ABN Amro Jumps as Profit Beats Estimates; CEO Eyes Cost Cuts

  • Bank plans to slash expenses by 25%, partly by shedding jobs
  • Dutch company has already surpassed some of its targets

ABN Amro Group NV rose the most in six months after second-quarter profit beat estimates and Chief Executive Officer Gerrit Zalm announced a plan to cut costs by about 200 million euros ($225 million).

Underlying net income climbed 10 percent to 662 million euros from a year earlier, the Amsterdam-based bank said in a statement on Wednesday. That beat the market consensus of 592 million euros, according to a note by ING Groep NV. The company took a legal provision of 271 million euros in the period.

While some of Europe’s largest banks have scrapped their financial targets and reported a drop in earnings, ABN Amro has already surpassed some of its goals. Zalm on Wednesday said that the lender will seek to cut costs by 25 percent through measures such as job cuts and reiterated a plan to increase the dividend payout ratio to 50 percent in 2017.

“One has to think about finance, risk and human resources,” the CEO said at a press conference when asked about where job cuts may fall. “There’s little room to reduce compliance, because of regulatory demands.”

ABN Amro rose as much as 6.2 percent, the biggest intraday increase since Feb. 10, and was up 3.8 percent at 17.73 euros as of 1:08 p.m.

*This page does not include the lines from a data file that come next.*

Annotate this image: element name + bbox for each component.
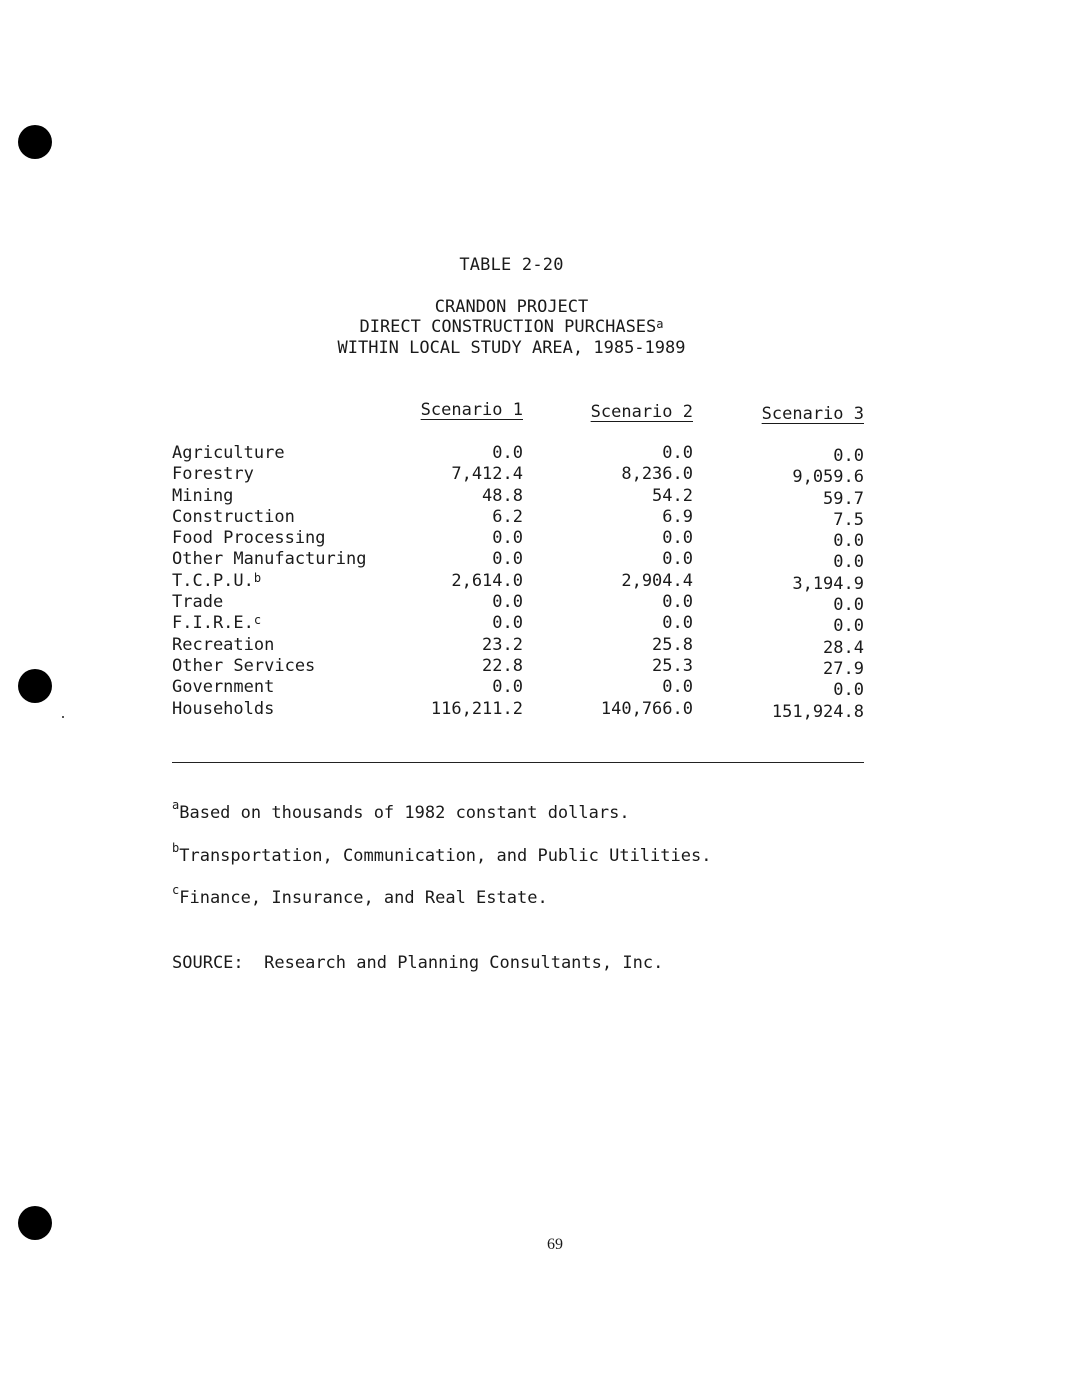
cell-scenario-2: 0.0 bbox=[662, 528, 693, 549]
row-label-text: Forestry bbox=[172, 464, 254, 485]
table-row bbox=[172, 486, 864, 507]
row-label bbox=[172, 677, 274, 698]
cell-scenario-1: 22.8 bbox=[482, 655, 523, 676]
row-label bbox=[172, 443, 285, 464]
cell-scenario-1: 116,211.2 bbox=[430, 698, 523, 719]
row-label-text: Other Services bbox=[172, 655, 316, 676]
table-bottom-rule bbox=[172, 762, 864, 763]
footnote-mark: b bbox=[253, 570, 262, 585]
footnote-b bbox=[172, 841, 712, 866]
cell-scenario-3: 59.7 bbox=[823, 488, 864, 509]
table-body bbox=[172, 443, 864, 720]
row-label bbox=[172, 486, 233, 507]
cell-scenario-2: 6.9 bbox=[662, 506, 693, 527]
row-label bbox=[172, 528, 326, 549]
table-title-text: DIRECT CONSTRUCTION PURCHASES bbox=[359, 317, 657, 337]
source-note bbox=[172, 953, 663, 973]
cell-scenario-2: 0.0 bbox=[662, 613, 693, 634]
footnote-c bbox=[172, 883, 548, 908]
cell-scenario-1: 0.0 bbox=[492, 592, 523, 613]
row-label bbox=[172, 635, 274, 656]
cell-scenario-3: 151,924.8 bbox=[771, 701, 864, 722]
binder-hole-bottom bbox=[18, 1206, 52, 1240]
cell-scenario-3: 0.0 bbox=[833, 680, 864, 701]
cell-scenario-1: 6.2 bbox=[492, 506, 523, 527]
table-row bbox=[172, 592, 864, 616]
cell-scenario-3: 0.0 bbox=[833, 552, 864, 573]
binder-hole-top bbox=[18, 125, 52, 159]
cell-scenario-2: 2,904.4 bbox=[621, 570, 693, 591]
page-number: 69 bbox=[547, 1236, 563, 1253]
table-row bbox=[172, 699, 864, 720]
footnote-mark: c bbox=[172, 883, 180, 897]
table-row bbox=[172, 528, 864, 552]
cell-scenario-1: 0.0 bbox=[492, 528, 523, 549]
row-label bbox=[172, 571, 261, 592]
cell-scenario-2: 0.0 bbox=[662, 549, 693, 570]
cell-scenario-2: 25.3 bbox=[652, 655, 693, 676]
footnote-text: Based on thousands of 1982 constant dollars. bbox=[179, 803, 630, 823]
cell-scenario-3: 0.0 bbox=[833, 446, 864, 466]
footnote-text: Transportation, Communication, and Public Utilities. bbox=[179, 846, 712, 866]
table-row bbox=[172, 635, 864, 656]
row-label-text: Mining bbox=[172, 485, 234, 506]
binder-hole-middle bbox=[18, 669, 52, 703]
row-label bbox=[172, 699, 274, 720]
column-header-scenario-1: Scenario 1 bbox=[420, 400, 523, 420]
cell-scenario-2: 140,766.0 bbox=[600, 698, 693, 719]
row-label-text: T.C.P.U. bbox=[172, 570, 254, 591]
cell-scenario-2: 0.0 bbox=[662, 592, 693, 613]
cell-scenario-3: 28.4 bbox=[823, 637, 864, 658]
cell-scenario-1: 7,412.4 bbox=[451, 464, 523, 485]
row-label-text: Agriculture bbox=[172, 443, 285, 463]
cell-scenario-2: 0.0 bbox=[662, 443, 693, 463]
cell-scenario-2: 25.8 bbox=[652, 634, 693, 655]
cell-scenario-1: 0.0 bbox=[492, 677, 523, 698]
footnote-mark: b bbox=[172, 841, 180, 855]
table-title-line-1 bbox=[0, 297, 1023, 317]
cell-scenario-2: 54.2 bbox=[652, 485, 693, 506]
cell-scenario-1: 0.0 bbox=[492, 549, 523, 570]
footnote-mark: c bbox=[253, 613, 262, 628]
table-row bbox=[172, 549, 864, 573]
cell-scenario-2: 8,236.0 bbox=[621, 464, 693, 485]
row-label-text: Government bbox=[172, 677, 275, 698]
table-title-text: CRANDON PROJECT bbox=[434, 297, 589, 317]
table-title-line-2 bbox=[0, 317, 1023, 337]
row-label-text: Construction bbox=[172, 506, 295, 527]
cell-scenario-3: 7.5 bbox=[833, 509, 864, 530]
cell-scenario-3: 27.9 bbox=[823, 658, 864, 679]
table-row bbox=[172, 613, 864, 637]
table-row bbox=[172, 571, 864, 592]
row-label bbox=[172, 549, 366, 570]
table-row bbox=[172, 507, 864, 528]
row-label-text: Other Manufacturing bbox=[172, 549, 367, 570]
row-label-text: Trade bbox=[172, 592, 224, 613]
table-row bbox=[172, 677, 864, 701]
source-text: Research and Planning Consultants, Inc. bbox=[264, 953, 664, 973]
row-label bbox=[172, 656, 315, 677]
row-label-text: F.I.R.E. bbox=[172, 613, 254, 634]
footnote-mark: a bbox=[656, 317, 664, 331]
cell-scenario-1: 0.0 bbox=[492, 613, 523, 634]
row-label-text: Recreation bbox=[172, 634, 275, 655]
table-row bbox=[172, 656, 864, 677]
row-label bbox=[172, 507, 295, 528]
footnote-text: Finance, Insurance, and Real Estate. bbox=[179, 888, 548, 908]
cell-scenario-3: 0.0 bbox=[833, 595, 864, 616]
row-label bbox=[172, 592, 223, 613]
cell-scenario-1: 2,614.0 bbox=[451, 570, 523, 591]
cell-scenario-1: 0.0 bbox=[492, 443, 523, 463]
scan-speck bbox=[62, 716, 64, 718]
cell-scenario-3: 0.0 bbox=[833, 616, 864, 637]
column-header-scenario-3: Scenario 3 bbox=[761, 404, 864, 424]
table-title-text: WITHIN LOCAL STUDY AREA, 1985-1989 bbox=[337, 338, 686, 358]
row-label-text: Households bbox=[172, 698, 275, 719]
table-row bbox=[172, 464, 864, 488]
table-number: TABLE 2-20 bbox=[459, 255, 564, 275]
cell-scenario-1: 23.2 bbox=[482, 634, 523, 655]
cell-scenario-3: 3,194.9 bbox=[792, 573, 864, 594]
row-label bbox=[172, 613, 261, 634]
table-title-line-3 bbox=[0, 338, 1023, 358]
cell-scenario-1: 48.8 bbox=[482, 485, 523, 506]
row-label-text: Food Processing bbox=[172, 528, 326, 549]
column-header-scenario-2: Scenario 2 bbox=[590, 402, 693, 422]
footnote-a bbox=[172, 798, 630, 823]
cell-scenario-2: 0.0 bbox=[662, 677, 693, 698]
row-label bbox=[172, 464, 254, 485]
footnote-mark: a bbox=[172, 798, 180, 812]
cell-scenario-3: 9,059.6 bbox=[792, 467, 864, 488]
source-label: SOURCE: bbox=[172, 953, 244, 973]
cell-scenario-3: 0.0 bbox=[833, 531, 864, 552]
table-row bbox=[172, 443, 864, 464]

The shares have dropped about 14 percent this year, partly hurt by a wider selloff after the U.K.’s decision to leave the European Union.

Net interest income, the bank’s main source of revenue, rose 5 percent to 1.58 billion euros. Loan-impairment charges increased to 54 million euros from 34 million euros a year earlier.

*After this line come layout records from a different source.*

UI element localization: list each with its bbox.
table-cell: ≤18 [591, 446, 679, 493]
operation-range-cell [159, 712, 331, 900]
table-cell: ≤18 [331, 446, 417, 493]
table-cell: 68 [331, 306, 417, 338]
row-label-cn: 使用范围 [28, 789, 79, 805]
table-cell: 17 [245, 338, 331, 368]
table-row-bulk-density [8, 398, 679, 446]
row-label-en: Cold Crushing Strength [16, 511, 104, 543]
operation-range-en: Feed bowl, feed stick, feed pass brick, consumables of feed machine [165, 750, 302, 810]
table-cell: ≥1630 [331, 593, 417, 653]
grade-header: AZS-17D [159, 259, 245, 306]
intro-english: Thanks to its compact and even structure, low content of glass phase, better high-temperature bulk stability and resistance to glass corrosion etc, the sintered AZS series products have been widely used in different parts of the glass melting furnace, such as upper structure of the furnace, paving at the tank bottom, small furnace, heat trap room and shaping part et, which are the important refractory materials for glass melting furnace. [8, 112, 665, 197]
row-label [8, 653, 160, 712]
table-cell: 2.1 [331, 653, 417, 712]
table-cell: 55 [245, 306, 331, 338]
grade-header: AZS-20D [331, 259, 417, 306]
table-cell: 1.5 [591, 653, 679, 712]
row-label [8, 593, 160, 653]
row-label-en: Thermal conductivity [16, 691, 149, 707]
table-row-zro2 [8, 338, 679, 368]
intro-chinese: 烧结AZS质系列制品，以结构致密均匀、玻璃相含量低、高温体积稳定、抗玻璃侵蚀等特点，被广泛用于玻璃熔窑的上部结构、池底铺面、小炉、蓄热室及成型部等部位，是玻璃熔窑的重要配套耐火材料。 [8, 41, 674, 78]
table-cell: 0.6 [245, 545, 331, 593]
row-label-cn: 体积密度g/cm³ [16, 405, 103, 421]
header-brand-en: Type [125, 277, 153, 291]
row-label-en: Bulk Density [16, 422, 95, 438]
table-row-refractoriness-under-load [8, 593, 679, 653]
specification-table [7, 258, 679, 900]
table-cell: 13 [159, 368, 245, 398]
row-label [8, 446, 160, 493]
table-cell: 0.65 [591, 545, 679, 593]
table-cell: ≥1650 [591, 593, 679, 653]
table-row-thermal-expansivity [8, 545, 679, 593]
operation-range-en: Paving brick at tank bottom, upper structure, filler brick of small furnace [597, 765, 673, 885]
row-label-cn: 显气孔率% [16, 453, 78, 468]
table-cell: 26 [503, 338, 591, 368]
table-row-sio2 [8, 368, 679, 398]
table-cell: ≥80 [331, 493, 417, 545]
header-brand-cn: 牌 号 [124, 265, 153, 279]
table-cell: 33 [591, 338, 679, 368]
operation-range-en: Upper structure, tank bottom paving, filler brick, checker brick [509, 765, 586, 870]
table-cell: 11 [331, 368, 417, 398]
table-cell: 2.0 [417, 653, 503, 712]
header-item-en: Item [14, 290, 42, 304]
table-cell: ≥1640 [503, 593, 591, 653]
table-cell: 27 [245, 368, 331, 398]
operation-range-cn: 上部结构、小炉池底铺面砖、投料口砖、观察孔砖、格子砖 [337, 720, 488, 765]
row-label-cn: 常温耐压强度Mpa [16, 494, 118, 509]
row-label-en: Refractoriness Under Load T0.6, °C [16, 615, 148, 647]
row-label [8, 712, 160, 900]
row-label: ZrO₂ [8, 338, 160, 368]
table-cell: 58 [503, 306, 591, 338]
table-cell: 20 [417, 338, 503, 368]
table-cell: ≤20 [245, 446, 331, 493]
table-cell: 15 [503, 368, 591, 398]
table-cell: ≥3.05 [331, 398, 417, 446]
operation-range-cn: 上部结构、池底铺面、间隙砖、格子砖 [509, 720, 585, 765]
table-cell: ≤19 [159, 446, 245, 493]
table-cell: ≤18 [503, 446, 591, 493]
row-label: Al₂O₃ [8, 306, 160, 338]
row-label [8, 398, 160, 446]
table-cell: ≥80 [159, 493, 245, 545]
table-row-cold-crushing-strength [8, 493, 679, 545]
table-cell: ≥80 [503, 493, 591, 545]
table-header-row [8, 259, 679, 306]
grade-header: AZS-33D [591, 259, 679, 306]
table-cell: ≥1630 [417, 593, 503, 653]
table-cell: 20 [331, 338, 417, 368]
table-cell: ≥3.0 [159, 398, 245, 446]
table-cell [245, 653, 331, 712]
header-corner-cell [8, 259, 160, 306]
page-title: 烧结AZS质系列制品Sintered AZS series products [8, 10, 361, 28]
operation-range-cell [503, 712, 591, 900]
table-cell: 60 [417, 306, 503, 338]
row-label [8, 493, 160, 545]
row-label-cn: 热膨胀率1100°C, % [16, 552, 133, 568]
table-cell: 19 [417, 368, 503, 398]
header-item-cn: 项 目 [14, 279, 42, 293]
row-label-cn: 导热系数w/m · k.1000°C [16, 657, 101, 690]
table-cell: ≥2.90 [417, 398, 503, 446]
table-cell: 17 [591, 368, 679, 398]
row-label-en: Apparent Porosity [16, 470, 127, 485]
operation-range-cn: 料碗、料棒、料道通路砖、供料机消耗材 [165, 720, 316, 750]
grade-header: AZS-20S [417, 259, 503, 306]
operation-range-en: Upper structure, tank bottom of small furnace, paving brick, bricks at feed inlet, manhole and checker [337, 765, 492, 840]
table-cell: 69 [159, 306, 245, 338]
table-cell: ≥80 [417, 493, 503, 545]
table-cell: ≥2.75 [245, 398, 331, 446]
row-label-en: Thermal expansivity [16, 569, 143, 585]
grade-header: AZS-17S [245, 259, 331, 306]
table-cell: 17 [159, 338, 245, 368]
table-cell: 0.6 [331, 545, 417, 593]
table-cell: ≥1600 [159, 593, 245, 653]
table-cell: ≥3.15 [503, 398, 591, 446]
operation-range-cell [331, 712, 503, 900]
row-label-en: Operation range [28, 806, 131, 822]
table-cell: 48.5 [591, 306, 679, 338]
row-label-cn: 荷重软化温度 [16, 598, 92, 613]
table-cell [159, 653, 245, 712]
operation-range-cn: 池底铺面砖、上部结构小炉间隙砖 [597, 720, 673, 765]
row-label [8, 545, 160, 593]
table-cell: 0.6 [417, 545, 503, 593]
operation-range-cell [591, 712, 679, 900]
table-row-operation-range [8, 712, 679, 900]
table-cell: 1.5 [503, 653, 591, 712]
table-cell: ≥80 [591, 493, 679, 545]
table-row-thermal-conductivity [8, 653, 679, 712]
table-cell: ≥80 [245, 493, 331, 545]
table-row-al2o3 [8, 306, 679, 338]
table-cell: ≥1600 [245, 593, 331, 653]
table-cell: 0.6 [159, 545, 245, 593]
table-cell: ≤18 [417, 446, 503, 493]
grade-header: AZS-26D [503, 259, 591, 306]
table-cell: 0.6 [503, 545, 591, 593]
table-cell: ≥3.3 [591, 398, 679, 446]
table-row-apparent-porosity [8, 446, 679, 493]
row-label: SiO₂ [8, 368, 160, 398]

“Net interest income and risk costs surprised positively,” Albert Ploegh, an analyst at ING Groep NV, wrote in a note to clients.

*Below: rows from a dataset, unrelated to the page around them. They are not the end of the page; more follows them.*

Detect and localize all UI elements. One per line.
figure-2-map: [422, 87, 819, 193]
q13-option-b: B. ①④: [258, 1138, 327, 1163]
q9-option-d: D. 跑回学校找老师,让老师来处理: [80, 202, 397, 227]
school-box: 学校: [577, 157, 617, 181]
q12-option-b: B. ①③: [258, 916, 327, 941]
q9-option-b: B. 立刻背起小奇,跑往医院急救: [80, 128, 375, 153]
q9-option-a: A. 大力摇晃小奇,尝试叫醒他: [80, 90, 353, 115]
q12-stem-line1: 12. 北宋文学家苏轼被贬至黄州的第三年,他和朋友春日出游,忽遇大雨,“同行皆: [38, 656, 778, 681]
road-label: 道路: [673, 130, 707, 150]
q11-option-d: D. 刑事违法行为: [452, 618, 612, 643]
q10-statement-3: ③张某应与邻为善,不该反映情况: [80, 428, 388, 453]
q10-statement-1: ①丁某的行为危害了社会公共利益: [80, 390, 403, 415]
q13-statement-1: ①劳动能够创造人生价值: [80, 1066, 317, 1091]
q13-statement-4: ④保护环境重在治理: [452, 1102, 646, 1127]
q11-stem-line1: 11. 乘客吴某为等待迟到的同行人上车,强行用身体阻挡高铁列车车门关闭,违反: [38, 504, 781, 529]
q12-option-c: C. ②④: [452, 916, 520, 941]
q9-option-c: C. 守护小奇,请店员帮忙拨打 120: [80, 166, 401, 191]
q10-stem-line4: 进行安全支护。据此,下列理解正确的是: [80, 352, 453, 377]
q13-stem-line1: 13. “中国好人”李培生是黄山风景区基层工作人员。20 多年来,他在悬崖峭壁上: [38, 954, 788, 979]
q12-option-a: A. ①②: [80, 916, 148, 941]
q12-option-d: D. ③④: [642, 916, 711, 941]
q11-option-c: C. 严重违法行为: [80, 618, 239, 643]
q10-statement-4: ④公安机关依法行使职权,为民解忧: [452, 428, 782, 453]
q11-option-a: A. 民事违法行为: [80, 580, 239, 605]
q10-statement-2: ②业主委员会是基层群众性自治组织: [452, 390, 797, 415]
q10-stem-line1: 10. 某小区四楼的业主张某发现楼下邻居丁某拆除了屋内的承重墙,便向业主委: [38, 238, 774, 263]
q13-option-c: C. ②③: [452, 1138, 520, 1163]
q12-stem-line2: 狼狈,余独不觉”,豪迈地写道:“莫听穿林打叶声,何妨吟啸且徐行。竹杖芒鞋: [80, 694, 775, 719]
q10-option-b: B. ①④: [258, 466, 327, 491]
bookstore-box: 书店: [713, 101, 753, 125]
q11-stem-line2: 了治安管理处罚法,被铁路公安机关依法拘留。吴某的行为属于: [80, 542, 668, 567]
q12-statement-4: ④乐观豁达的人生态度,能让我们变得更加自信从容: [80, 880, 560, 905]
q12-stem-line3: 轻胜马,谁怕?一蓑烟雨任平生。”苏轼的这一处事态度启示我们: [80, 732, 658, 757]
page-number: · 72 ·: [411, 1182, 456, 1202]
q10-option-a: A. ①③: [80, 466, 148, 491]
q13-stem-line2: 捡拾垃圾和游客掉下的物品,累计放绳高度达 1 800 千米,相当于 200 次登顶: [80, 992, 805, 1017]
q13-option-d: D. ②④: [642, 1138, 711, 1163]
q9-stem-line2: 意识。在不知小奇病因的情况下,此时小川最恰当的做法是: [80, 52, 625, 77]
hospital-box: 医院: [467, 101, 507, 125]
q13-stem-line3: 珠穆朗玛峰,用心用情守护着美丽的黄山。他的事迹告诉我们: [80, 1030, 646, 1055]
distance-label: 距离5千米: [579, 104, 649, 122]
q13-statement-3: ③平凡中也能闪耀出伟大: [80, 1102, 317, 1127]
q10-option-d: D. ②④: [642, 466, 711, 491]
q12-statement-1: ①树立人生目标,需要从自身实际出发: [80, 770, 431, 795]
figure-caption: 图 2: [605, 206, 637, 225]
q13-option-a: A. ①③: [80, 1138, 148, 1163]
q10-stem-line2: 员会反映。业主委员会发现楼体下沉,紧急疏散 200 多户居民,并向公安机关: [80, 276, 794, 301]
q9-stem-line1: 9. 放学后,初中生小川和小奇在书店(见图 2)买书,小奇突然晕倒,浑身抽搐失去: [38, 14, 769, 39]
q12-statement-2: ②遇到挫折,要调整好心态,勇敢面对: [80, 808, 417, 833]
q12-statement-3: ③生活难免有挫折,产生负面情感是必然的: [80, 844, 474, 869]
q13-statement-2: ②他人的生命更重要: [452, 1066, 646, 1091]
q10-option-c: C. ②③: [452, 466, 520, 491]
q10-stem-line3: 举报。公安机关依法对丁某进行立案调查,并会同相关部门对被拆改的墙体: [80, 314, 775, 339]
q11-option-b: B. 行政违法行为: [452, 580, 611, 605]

ING, the Dutch lender investing in financial technology to reduce personnel expenses and branch costs, said earlier this month that second-quarter profit more than tripled to 1.3 billion euros, boosted by lending income and lower provisions for loan losses.

Cost Control

ABN Amro’s operating expenses were little changed at 1.3 billion euros in the second quarter, with the underlying cost to income ratio, a measure of profitability, at 57.2 percent. The bank will pay an interim dividend of 40 cents per share.

The results were lifted by “low impairment charges and an improving net interest margin, which is rare in the current low-yield environment,” NIBC Markets analyst Marcell Houben said in a note on Wednesday. He has a neutral rating on the bank.

ABN Amro reported a return on equity of 15.1 percent and a common equity Tier 1 ratio, a measure of financial strength, of 16.2 percent, 2 percentage points above the current target for next year.

The lender made provisions in the quarter to compensate clients for interest-rate swaps that backfired. Six banks sold almost 18,000 swaps to small- and medium-sized Dutch businesses between 2005 and 2010. The derivatives, designed to protect against interest-rate increases, caused financial hardship for many when the economic climate changed in the financial crisis.

Capital Buffers

European lenders have been under pressure to raise their capital buffers as regulators toughened scrutiny of riskier assets to avoid a repeat of the global financial crisis that sparked a series of bailouts. Once one of the world’s largest banks, ABN Amro was transformed under state ownership into a consumer lender focused on the Netherlands. The state sold 23 percent of the bank in an initial public offering in November.

The company will publish new financial targets once regulators “give more clarity” on so-called Basel IV rules, according to Zalm. The CEO referred to a set of regulatory requirements from the Basel Committee on Banking Supervision, some of which have already been decided on. Others are set to be announced later this year.